Ô Ma condamnation !
J’ai nécessairement et longtemps caressé l’idée d’une "condamnation à la liberté". Sartre la faisait découler de l’existentialisme: l’homme était libre parce que à même de s’extraire du déterminisme de toute essence : il se définissait selon ses désirs ou sa volonté et sa contingence était nécessaire.
De Sartre écrivain, il nous reste l’œuvre, bien sûr. Du penseur, il me reste un peu de perplexité quant à cette idée généreuse (angoissante mais généreuse) d’une liberté consubstantielle à l’existence humaine.
Il est vrai que pas un jour sans que les médias ne se donnent l’occasion de la battre en brèche ; insidieusement, sans la nommer. C’est telle maladie génétique qui contraint l’existence humaine dans le corset de l’essence qu’elle détermine : celle qu’à gros traits nous croque le reportage réducteur. C’est telle addiction d’un tel qui revendique et crie l’impuissance de sa volonté et complaisamment nie lui-même sa liberté. C’est l’adepte fanatique de telle religion dont tout le moi nous est présenté dissous dans le dogme. Dirait-on que ce sont là mauvaise foi, ou cristallisations secondaires sur le
fond libre de l'existence humaine ? Dans les schèmes de la communication, c’est l’infantilisation générale qui ramène chacun vers son irresponsable en-soi. C’est cette quasi-réification de l’existence
humaine réduite à sa valeur sur les marchés, dont celui de la représentation !
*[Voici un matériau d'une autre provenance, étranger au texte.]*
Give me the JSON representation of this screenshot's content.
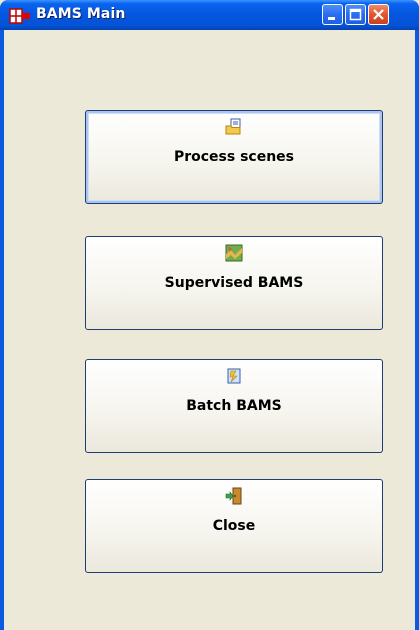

De sorte qu'on pourrait au moins jeter un pont corrélatif entre ces deux aspects de notre modernité la plus récente :
1 – dans le prolongement de la marchandisation, réification de l’existence humaine dans la mesure où elle n’est plus valorisée que comme instance de consommation, de production, de représentation, etc..
2 – absence (ou mutisme) de tout penseur aussi efficient (et donc subversif) qu’un Sartre.
Deux piliers sur quoi peut se fonder un conformisme de comportements et de convoitises. Et partant, se neutraliser une certaine idée de la liberté de l’existence humaine.